BIMBO CABIDOG
So what is poverty?
Poverty is a global concern. In a summit of
world leaders at the beginning of the new millennium, participants representing
around 100 countries concurred on eight United Nations Millennium Development
Goals. They ranked the eradication of extreme poverty and hunger No. 1.
Global poverty is depicted by a UN report on
Human Development. It says:
- Of the 4.6 billion people in the developing countries, around 1.2 billion live on less than $1 a day, 2.8 billion on less than $2 a day
- Nearly a billion lack access to improved water sources
- About 2.4 billion lack access to basic sanitation
- More than 850 million are illiterate, 543 million of them women.
- Nearly 325 million boys and girls are out of school.
- And 11 million children under age five die each year from preventable causes.
The figures manifest a multidimensional reality.
It is ironic for a world witnessing tremendous progress to have masses of
people trapped in acute deprivations. Earth’s population has now grown to 7
billion. There are around four billion folks suffering from such.
Poverty is officially defined as a
threshold of income on which a family can no longer meet the minimum
requirements of living. The income-based definition points to purchasing power
or what kind and number of goods an amount of currency can buy.
A way of determining purchasing power is
the Consumer Price Index (CPI). This is the basket of goods a referenced amount
of currency, like PhP100, could get at a given year. So, what is important is
not how much a person or family earns, but how much his earnings can buy.
Today, an income of two dollars or
approximately PhP100 can only buy two kilos of rice. Would two kilos of rice
feed a family of six for the whole day? What about the other ingredients of the
food diet which a human being needs to reproduce life daily?
In the early 1970s, a person earning PhP200
a month (not a day) had already more than enough to provide a family, not only
with food, but other basic needs.

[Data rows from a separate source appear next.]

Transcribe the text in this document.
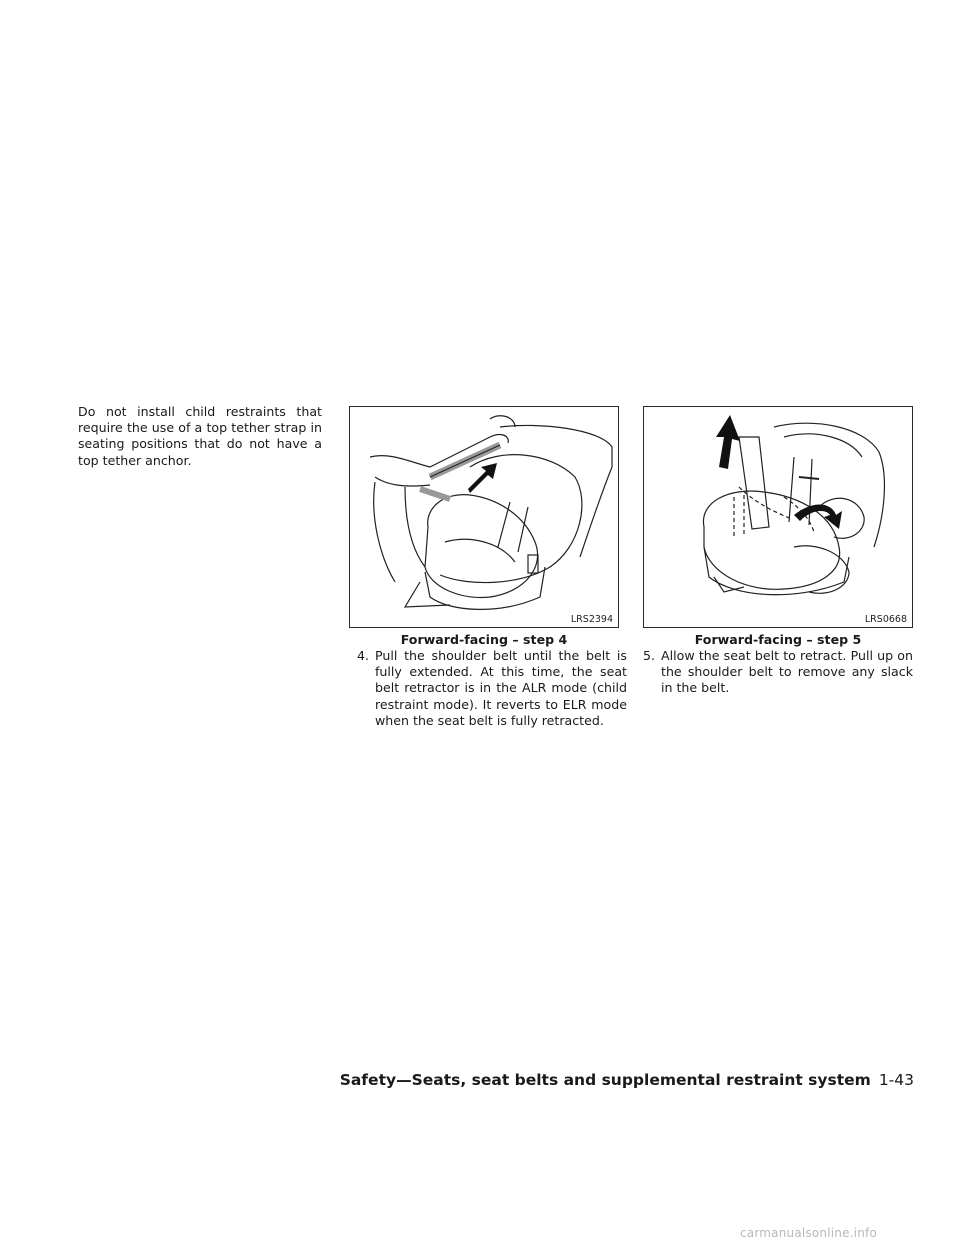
Do not install child restraints that require the use of a top tether strap in seating positions that do not have a top tether anchor.
LRS2394
Forward-facing – step 4
4. Pull the shoulder belt until the belt is fully extended. At this time, the seat belt retractor is in the ALR mode (child restraint mode). It reverts to ELR mode when the seat belt is fully retracted.
LRS0668
Forward-facing – step 5
5. Allow the seat belt to retract. Pull up on the shoulder belt to remove any slack in the belt.
Safety—Seats, seat belts and supplemental restraint system 1-43
carmanualsonline.info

During that time, a ganta or an equivalent of
two kilos of rice costs only around PhP1.50 to two pesos.
An essential point of consideration is that
for an income threshold to define poverty, it must refer to CPI in real time.
Measuring poverty presumably makes it objective.
This means, a person is poor, whether or not he rates himself poor. But even being
objective may not equate to being accurate. Defining poverty as a threshold of
income is put into question as formulas and factors for computing thresholds
differ, depending on which perspective they come from. The government usually
applies numeric indicators that bring down the statistical threshold.
Private research groups, such as the Ibon
Facts and Figures and trade union labor centers, often contest the statistical
definition of poverty presented by agencies like the National Statistics Office
or the Department of Labor and Employment (DOLE). The difference between them, in
numbers defining poverty, puts the incidence of poverty either up or down. It
lessens or heightens the issue. As always, politics comes into play claiming viewing the reality from different sides.
So what actually is poverty? To answer
this, it must be first acknowledged that statistics or figures do not offer an
accurate definition. Poverty is not just about having only, or not having at
all, a certain amount of income. It is an ill-being no number can justifiably express.
Poverty is not about what folks possess (or
do not possess), but what they go through. It is not a so-what kind of social being,
but a bad or painful experience of an unjust social reality.
To be poor, hence, is not just to be on or
below a numeric threshold. It is to be condemned to a multidimensional ill that
is by and large immeasurable as it is unquantifiable.
Science folks draw their meaning of poverty
from observation at a cold distance. But true meaning can only be expressed by
those who agonize in its hell. Most of the time, they have no words for it.